Childhood is characterized as the time period between birth and adolescence. Although numerically classified, childhood can technically be different for each child because the onset of adolescence does not occur at a universal age. Middle childhood is the center of this time period, usually describing the time in which children are in grade school. This period of growth and development is a particularly impressionable time for the bodies and minds of young people, and environmental factors can create life-lasting physical and mental characteristics. This is why it is important to maximize the number of positive influences available both physically and mentally.
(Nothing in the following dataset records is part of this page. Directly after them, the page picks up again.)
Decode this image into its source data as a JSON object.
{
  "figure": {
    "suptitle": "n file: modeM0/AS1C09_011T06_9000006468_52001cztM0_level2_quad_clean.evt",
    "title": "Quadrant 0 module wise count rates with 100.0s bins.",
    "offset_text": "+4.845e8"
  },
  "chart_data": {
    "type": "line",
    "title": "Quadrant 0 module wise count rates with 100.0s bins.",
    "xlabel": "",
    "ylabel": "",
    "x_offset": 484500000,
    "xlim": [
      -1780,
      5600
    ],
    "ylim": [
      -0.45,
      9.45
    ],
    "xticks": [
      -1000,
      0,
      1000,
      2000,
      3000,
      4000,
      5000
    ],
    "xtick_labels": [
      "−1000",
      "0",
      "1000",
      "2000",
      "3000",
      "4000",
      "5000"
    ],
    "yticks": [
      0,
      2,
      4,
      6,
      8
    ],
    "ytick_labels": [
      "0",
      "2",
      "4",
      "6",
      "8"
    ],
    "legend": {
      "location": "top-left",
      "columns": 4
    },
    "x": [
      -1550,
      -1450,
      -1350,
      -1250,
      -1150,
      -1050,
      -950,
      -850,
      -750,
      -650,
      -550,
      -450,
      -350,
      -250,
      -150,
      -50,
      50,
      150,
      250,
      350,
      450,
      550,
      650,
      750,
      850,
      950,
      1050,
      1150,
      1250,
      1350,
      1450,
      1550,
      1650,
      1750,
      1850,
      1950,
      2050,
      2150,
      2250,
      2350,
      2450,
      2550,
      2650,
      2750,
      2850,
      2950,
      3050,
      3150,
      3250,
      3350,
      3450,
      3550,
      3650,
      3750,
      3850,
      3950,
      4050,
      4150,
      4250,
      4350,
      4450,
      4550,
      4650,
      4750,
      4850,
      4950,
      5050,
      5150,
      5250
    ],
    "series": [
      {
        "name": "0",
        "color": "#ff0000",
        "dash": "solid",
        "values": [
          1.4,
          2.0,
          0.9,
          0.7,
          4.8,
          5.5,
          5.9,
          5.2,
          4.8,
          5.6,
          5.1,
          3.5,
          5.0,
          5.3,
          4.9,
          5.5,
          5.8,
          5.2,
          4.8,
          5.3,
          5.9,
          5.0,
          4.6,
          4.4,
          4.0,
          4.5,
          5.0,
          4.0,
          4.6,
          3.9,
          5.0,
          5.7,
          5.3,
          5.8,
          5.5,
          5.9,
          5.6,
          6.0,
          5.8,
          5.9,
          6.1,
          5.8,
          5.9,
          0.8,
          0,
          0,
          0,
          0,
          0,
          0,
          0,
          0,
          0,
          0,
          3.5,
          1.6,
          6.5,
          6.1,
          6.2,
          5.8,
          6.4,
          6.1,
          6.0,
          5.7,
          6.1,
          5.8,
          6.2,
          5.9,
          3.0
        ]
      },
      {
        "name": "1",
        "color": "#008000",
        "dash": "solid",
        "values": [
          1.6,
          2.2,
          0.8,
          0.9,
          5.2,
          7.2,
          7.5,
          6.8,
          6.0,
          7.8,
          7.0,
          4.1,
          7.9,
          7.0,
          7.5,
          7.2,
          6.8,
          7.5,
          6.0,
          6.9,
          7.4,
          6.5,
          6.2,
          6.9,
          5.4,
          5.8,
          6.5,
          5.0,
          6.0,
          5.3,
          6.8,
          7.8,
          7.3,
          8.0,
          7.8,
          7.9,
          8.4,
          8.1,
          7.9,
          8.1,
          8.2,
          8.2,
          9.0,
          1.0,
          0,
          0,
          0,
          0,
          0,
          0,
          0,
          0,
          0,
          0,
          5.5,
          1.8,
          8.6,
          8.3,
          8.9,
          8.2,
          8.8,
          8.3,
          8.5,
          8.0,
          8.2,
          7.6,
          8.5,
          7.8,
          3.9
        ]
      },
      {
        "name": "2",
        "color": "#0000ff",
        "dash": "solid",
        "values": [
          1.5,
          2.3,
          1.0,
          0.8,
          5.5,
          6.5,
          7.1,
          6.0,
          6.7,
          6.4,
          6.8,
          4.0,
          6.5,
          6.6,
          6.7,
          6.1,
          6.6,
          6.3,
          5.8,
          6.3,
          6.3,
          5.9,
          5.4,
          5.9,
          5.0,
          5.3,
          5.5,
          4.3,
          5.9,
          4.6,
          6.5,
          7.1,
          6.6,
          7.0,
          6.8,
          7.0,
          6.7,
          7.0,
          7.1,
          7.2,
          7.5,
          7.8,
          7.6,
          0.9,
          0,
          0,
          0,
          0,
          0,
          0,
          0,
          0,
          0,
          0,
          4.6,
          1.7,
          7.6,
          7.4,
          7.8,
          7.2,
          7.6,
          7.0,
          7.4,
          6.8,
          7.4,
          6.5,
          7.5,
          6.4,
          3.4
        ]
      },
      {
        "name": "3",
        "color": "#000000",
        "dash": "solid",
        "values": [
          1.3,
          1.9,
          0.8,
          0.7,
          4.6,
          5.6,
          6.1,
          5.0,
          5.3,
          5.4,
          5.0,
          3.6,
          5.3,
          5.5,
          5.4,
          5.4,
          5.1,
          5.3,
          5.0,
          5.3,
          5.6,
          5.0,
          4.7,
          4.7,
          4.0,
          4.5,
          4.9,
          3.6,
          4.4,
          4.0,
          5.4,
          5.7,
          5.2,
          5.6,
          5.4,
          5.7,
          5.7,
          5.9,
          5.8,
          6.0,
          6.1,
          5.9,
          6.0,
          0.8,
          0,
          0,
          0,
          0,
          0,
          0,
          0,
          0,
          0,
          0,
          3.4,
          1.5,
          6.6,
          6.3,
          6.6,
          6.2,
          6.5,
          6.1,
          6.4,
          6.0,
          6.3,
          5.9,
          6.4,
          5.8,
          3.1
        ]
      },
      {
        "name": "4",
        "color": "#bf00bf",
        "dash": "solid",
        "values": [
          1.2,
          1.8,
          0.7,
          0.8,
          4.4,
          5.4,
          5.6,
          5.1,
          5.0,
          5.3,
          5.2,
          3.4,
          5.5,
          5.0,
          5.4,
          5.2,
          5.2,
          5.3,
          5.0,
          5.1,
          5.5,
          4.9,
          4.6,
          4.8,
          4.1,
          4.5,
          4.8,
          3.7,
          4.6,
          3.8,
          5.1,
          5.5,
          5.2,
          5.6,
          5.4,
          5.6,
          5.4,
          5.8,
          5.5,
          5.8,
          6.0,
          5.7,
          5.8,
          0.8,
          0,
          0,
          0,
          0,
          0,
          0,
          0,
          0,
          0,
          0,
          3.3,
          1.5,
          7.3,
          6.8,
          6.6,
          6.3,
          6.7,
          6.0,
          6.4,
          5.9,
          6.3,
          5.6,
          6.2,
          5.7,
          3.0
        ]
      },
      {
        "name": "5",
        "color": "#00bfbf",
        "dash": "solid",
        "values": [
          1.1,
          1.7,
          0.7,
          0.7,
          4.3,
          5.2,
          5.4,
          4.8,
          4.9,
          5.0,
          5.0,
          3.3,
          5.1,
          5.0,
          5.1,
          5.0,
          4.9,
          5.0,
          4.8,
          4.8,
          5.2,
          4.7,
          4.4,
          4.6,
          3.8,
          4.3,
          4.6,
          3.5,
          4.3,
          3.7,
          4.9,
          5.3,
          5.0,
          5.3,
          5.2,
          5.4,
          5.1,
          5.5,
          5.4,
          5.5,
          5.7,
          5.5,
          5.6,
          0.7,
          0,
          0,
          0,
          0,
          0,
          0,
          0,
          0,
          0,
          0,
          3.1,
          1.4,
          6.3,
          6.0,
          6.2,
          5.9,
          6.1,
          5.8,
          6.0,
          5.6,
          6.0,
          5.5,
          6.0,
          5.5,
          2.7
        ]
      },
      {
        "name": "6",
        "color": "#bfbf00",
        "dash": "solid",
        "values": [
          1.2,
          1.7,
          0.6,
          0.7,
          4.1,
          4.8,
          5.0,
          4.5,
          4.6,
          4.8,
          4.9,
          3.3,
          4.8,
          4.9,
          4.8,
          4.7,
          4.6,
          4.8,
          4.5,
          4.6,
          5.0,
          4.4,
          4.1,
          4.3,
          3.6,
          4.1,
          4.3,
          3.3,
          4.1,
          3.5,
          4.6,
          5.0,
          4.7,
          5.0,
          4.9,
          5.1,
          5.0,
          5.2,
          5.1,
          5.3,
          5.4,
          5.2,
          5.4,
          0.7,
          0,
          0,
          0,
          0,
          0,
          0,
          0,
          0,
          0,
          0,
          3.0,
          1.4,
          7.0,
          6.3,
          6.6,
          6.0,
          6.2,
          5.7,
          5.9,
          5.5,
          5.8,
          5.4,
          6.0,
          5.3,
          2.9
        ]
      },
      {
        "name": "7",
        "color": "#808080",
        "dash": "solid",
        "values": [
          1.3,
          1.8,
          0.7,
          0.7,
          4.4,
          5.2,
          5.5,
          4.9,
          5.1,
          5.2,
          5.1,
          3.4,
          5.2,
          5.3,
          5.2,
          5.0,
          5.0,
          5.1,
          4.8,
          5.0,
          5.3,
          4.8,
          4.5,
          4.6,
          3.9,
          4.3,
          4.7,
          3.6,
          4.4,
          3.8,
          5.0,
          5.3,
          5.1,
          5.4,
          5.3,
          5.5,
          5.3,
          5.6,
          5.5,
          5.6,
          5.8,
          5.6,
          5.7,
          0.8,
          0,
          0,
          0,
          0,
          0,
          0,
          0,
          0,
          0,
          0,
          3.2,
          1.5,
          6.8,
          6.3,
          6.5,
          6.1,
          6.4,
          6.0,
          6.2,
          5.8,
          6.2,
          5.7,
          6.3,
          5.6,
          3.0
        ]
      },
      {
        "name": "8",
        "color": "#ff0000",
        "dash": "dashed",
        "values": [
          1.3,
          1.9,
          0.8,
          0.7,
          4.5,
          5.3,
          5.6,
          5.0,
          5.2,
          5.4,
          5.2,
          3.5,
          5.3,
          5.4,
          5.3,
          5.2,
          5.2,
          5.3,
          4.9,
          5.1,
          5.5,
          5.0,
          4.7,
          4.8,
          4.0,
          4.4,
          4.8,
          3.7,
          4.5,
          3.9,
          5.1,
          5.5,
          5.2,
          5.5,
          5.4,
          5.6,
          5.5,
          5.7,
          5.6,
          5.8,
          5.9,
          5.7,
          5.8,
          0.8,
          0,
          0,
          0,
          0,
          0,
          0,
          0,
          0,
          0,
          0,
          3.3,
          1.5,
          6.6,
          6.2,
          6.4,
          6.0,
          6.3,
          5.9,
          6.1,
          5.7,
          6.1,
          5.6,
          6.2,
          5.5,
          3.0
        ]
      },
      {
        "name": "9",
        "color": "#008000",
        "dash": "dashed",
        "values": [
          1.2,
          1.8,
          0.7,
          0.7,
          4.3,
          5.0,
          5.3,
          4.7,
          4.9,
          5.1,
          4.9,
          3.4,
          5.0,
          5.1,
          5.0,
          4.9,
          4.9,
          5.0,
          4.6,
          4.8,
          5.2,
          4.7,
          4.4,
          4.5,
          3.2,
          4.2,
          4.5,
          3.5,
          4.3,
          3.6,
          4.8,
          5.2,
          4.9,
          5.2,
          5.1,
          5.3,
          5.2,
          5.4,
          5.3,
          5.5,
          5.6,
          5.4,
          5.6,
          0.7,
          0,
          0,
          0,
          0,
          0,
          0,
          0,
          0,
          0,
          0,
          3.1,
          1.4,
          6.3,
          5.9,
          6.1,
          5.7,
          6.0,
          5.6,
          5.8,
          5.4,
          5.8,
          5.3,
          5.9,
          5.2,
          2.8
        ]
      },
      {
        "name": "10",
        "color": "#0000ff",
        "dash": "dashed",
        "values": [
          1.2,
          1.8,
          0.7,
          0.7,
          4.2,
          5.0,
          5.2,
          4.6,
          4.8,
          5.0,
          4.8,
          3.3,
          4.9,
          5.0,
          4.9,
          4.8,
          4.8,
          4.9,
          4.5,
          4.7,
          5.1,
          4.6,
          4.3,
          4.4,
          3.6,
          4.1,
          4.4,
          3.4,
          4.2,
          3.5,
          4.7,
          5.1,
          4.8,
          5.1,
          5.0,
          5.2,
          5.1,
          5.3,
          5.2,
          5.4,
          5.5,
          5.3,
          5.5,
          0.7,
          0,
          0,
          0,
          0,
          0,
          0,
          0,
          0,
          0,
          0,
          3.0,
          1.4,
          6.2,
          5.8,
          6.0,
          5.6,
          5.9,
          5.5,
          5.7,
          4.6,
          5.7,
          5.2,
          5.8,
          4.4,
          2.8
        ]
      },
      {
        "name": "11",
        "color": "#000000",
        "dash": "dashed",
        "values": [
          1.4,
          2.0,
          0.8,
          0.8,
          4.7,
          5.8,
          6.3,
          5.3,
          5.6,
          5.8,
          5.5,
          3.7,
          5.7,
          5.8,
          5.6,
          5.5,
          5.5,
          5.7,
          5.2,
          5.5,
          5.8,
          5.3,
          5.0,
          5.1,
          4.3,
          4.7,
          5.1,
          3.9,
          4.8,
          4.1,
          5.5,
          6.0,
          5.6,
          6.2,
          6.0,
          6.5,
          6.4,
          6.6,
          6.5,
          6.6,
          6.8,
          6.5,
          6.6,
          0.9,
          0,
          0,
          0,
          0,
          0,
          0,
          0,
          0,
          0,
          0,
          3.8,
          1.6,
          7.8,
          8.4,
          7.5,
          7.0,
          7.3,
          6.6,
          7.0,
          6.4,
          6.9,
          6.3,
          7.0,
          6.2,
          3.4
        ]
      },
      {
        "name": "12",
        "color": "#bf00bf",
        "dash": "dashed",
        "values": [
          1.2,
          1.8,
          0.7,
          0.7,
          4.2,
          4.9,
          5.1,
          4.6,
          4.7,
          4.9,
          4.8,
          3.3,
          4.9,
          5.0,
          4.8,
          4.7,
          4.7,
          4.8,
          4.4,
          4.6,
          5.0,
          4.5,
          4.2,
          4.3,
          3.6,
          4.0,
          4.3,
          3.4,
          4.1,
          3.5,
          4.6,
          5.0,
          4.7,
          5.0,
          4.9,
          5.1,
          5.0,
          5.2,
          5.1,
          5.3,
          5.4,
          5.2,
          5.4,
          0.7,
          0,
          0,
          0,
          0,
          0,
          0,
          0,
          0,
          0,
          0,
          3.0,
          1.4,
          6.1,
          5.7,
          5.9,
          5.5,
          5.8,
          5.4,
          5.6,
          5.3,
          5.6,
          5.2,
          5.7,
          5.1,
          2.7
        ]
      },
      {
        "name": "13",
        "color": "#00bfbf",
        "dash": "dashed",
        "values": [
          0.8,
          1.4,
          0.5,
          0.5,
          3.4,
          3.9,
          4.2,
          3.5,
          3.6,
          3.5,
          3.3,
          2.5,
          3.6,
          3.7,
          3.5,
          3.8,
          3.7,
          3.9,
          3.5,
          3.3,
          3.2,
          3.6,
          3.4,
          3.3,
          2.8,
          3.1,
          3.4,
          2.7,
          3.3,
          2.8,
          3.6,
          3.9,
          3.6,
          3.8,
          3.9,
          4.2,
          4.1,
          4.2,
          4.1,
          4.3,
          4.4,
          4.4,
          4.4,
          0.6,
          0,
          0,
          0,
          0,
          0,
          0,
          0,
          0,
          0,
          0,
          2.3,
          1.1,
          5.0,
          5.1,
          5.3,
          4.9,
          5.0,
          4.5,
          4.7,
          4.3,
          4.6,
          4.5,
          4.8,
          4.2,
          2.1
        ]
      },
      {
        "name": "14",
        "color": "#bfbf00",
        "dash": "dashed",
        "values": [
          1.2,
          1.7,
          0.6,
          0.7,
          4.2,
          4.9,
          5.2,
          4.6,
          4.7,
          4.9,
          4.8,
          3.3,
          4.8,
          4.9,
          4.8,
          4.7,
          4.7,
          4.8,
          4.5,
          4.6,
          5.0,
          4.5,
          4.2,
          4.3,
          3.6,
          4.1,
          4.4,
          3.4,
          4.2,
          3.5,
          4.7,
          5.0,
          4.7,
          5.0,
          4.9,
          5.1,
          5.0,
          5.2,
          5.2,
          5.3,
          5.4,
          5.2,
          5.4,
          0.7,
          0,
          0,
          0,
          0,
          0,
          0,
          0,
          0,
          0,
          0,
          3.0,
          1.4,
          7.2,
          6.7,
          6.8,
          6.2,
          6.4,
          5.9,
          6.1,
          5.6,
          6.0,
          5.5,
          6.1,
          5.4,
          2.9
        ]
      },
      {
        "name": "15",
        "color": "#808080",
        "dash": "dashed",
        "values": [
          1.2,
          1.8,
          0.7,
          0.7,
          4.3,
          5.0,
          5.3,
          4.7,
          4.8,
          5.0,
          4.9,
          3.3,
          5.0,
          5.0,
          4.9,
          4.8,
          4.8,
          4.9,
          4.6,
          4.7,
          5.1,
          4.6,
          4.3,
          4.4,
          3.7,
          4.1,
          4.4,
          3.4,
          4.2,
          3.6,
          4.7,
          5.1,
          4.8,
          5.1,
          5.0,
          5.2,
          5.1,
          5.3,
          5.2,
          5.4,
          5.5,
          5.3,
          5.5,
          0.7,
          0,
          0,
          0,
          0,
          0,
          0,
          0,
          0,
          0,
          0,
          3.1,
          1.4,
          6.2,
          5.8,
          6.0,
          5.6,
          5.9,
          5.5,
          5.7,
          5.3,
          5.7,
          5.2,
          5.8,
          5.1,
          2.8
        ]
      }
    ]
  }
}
Genetics are the inherent characteristics that dictate much of who people become. They, of course, also play a role in development. Unfortunately, there are not many things that can change genetic influences. If a person is predisposed to grow tall, short, quickly, or slowly, he or she is likely to do this regardless of other variables. For this reason, physical development in middle childhood should focus more on dependent variables, such as nutrition and activity levels.
Nutrition is important in all phases of life as a body cannot function well, let alone live, without the proper nutrients. Nutritionists are professionals who can provide advice regarding healthy diets in young people. They have creative ideas for implementing effective diets for healthy physical development in middle childhood.
Another way to positively influence physical development in middle childhood is to monitor the activity levels of children. Activity is necessary for healthy living of the body and mind; children are no exception, and they should be taking part in playful activity that stresses their cardiovascular and muscoloskeletal systems. This can help develop their muscles and bones properly. Having children involved in regular activity such as an intramural sport may aid in developing an exercise schedule. Strength training should be avoided at this age as there is preliminary evidence of its counterproductive effects on skeletal growth.